Ya, kenapa? Aku hanya merasa bocah ini berhak menikmati hidup karena masih ada yang bisa membuatnya tersenyum seperti tadi. Aku hanya tidak ingin ia menyia-nyiakan semua hal yang ia punya. Jika itu hanyalah sisa, setidaknya dia memiliki hal tersisa dalam dirinya selain hal yang membuatnya memilih untuk mati. Namun pikiran-pikiran itu pantas kusimpan sendiri. Karena aku terlalu baru untuk mengutarakan hal seintens itu. Aku tidak mau Jungkook menganggapku aneh.

"Tidak tahu. Sama dengan jawaban pertanyaan jika seseorang ingin tahu mengapa aku memilih menyelamatkan orang tolol yang sedang bunuh diri dan membawanya kerumah sakit, lalu membayar semua administrasi cuma-cuma."

Jungkook membuang muka. Bibirnya mencibir "Harusnya kau tinggalkan saja aku."

"Itulah, aku hanya tidak dapat dorongan untuk melakukan hal seburuk itu." kataku dibarengi tawa bodoh.

"...."

"..."

"Kau tidak tahu apa-apa."

Kali ini aku tidak membalas perkataan Jungkook. Dia benar. Sekali lagi, akupun bingung mengapa bisa jadi begitu bersemangat untuk mengetahui lebih banyak, meminta hal yang tidak benar-benar kuperlukan, maksudku memang apa pengaruhnya jika ia bunuh diri dan mati?

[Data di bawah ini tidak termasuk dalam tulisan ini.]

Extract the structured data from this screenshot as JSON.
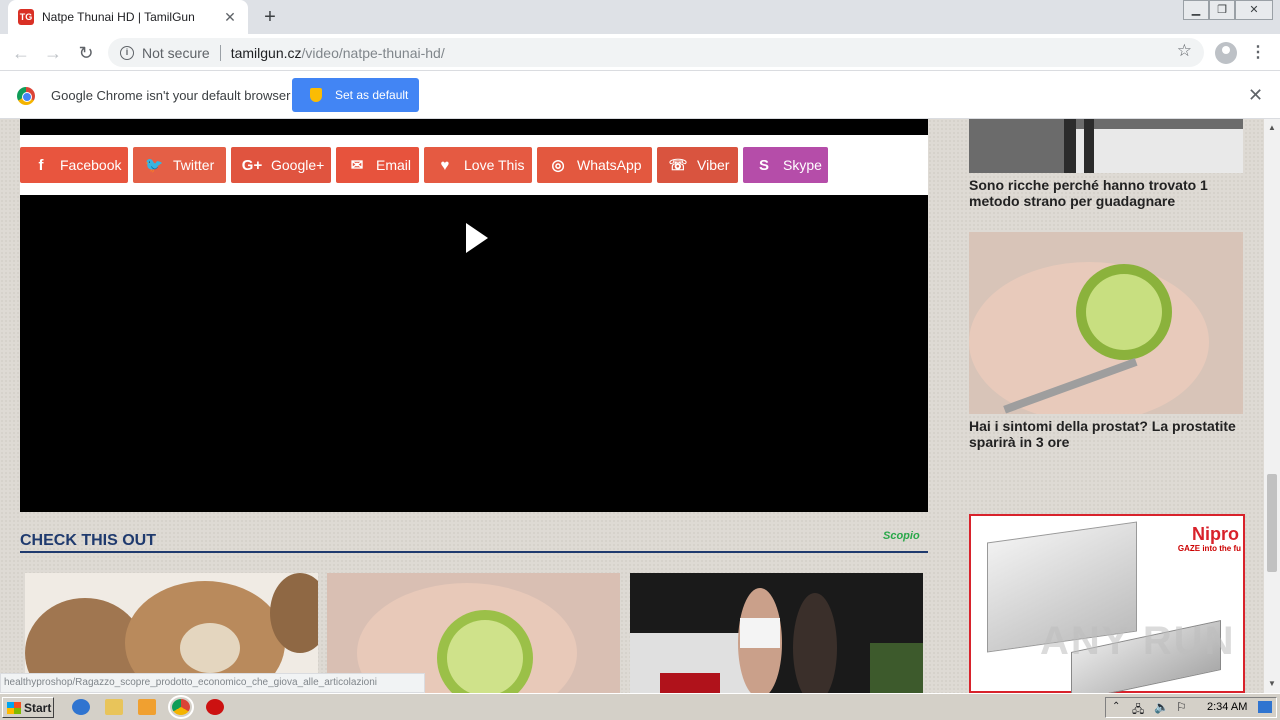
{
  "browser": {
    "tab_title": "Natpe Thunai HD | TamilGun",
    "not_secure": "Not secure",
    "url_host": "tamilgun.cz",
    "url_path": "/video/natpe-thunai-hd/"
  },
  "infobar": {
    "message": "Google Chrome isn't your default browser",
    "button_label": "Set as default"
  },
  "share_buttons": [
    {
      "label": "Facebook",
      "icon": "f",
      "color": "#e8553e"
    },
    {
      "label": "Twitter",
      "icon": "t",
      "color": "#e45f46"
    },
    {
      "label": "Google+",
      "icon": "G+",
      "color": "#e0543f"
    },
    {
      "label": "Email",
      "icon": "✉",
      "color": "#e7533d"
    },
    {
      "label": "Love This",
      "icon": "♥",
      "color": "#e55a42"
    },
    {
      "label": "WhatsApp",
      "icon": "◎",
      "color": "#e3583f"
    },
    {
      "label": "Viber",
      "icon": "☏",
      "color": "#d9543f"
    },
    {
      "label": "Skype",
      "icon": "S",
      "color": "#b54da9"
    }
  ],
  "section": {
    "title": "CHECK THIS OUT",
    "sponsor": "Scopio"
  },
  "sidebar": {
    "captions": [
      "Sono ricche perché hanno trovato 1 metodo strano per guadagnare",
      "Hai i sintomi della prostat? La prostatite sparirà in 3 ore"
    ],
    "ad_brand": "Nipro",
    "ad_sub": "GAZE into the fu"
  },
  "watermark": "ANY RUN",
  "status_url": "healthyproshop/Ragazzo_scopre_prodotto_economico_che_giova_alle_articolazioni",
  "taskbar": {
    "start": "Start",
    "clock": "2:34 AM"
  }
}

Hanya saja membiarkannya terasa tidak benar. Sekalipun Jungkook dan aku tidak pernah bertemu sebelum ini.

"Maaf." itulah yang kuucapkan pada akhirnya. Jungkook menoleh padaku lagi, tatapan penuh tanya diutarakan tanpa kata.

"Kapan keluargamu datang?"
Aku memilih mengabaikan. Berbaring, memejamkan mata dan meringkukan tubuh merapat ke sandaran sofa.

"Besok pagi. Pagi sekali."

"Oh, kalau begitu kau harus tidur."

"Ini sudah jam 3 lewat omong-omong."

"Berhenti bicara dan tidurlah agar kau kembali sehat."

"Jimin berapa umurmu?"

"Sembilan belas tahun."

Lalu kudengar suara tawa Jungkook mengudara untuk pertama kali. Mengundang tubuhku berbalik hanya untuk menyaksikan pipinya terangkat naik menampakkan susunan gigi kelinci yang rapi. Aku bersumpah dia sangat manis dengan senyum itu. Wajahnya seperti anak kecil mendapat mainan baru.

"Tapi badanmu kecil sekali."

Jika saja memukul pasien bukan tindakan kriminal. Aku ingin melempar pantofelku pada kepalanya saat ini juga.

"Sialan kau."

Tapi terimakasih pada senyum Jungkook yang menawan. Aku merasa sesuatu dalam diriku bisa memaafkan perkataannya karena itu.

.
.
.

"he is a boy with beautiful and empty eyes."